Bob Cox hips us to this article from the Star-Telegram.
Librarians are being written off as pre-1996 search relics, unable to compete in an era of robotic search engines.
Bob Cox hips us to this article from the Star-Telegram.
Librarians are being written off as pre-1996 search relics, unable to compete in an era of robotic search engines.
A Problematic Assertion
Joel Achenbach writes in the story found at the referenced link: And yet Berkeley professor Peter Lyman points out that traditional sources of information, such as textbooks, are heavily filtered by committees and are full of “compromised information.”
What is this “compromised information”? Is this to mean information that supports only one ideological viewpoint left or right? Is this to mean information that is just simply dumbed down for student consumption?
This article just seemed a wee bit too vague to be of much sense.
Re:A Problematic Assertion
Then there’s this bizarre is this statement: “There’s been a culture war between librarians and computer scientists,” Lyman says.
What culture war? The Internet isn’t some assault on libraries by computer scientists. It’s the technological infrastructure of a reasearch network that’s been opened up to the world and largely gone commercial.

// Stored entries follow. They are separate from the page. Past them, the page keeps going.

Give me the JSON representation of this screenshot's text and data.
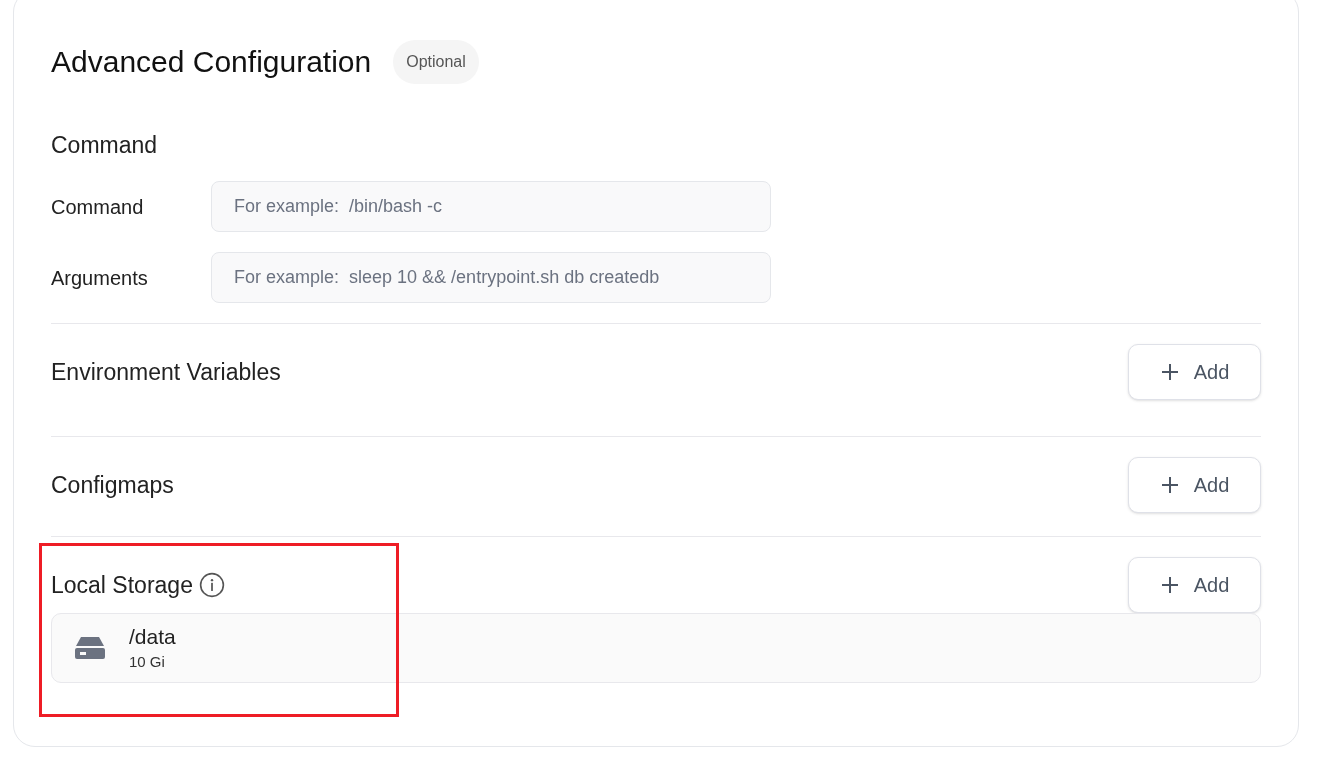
{
  "title": "Advanced Configuration",
  "badge": "Optional",
  "command_section": {
    "heading": "Command",
    "fields": [
      {
        "label": "Command",
        "placeholder": "For example:  /bin/bash -c"
      },
      {
        "label": "Arguments",
        "placeholder": "For example:  sleep 10 && /entrypoint.sh db createdb"
      }
    ]
  },
  "sections": [
    {
      "heading": "Environment Variables",
      "info": false,
      "button": "Add"
    },
    {
      "heading": "Configmaps",
      "info": false,
      "button": "Add"
    },
    {
      "heading": "Local Storage",
      "info": true,
      "button": "Add",
      "volumes": [
        {
          "path": "/data",
          "size": "10 Gi"
        }
      ]
    }
  ]
}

People are so imprecise with their language nowadays, and as a professor of mine (in German, not LIS) once pointed out, sloppiness in language often indicates sloppiness in thought.
Re:A Problematic Assertion
State of Texas is famous for the committee wrangling related to high school (and below) textbooks.
TXScience.org is one site created to fight the censorship and other troubles created by political screening of books. (I found this site by searching google for: Texas textbook committee.) Georgia recently made news by proposing the de-adoption of evolution as a required topic (I think that’s what happened).
Now, as for college textbooks, I think that the “filtered by committees” comment would rarely apply.
Re:A Problematic Assertion 🙂
For college textbooks, in my experience, the professor just assigns his or her own book. Gotta drive those sales up!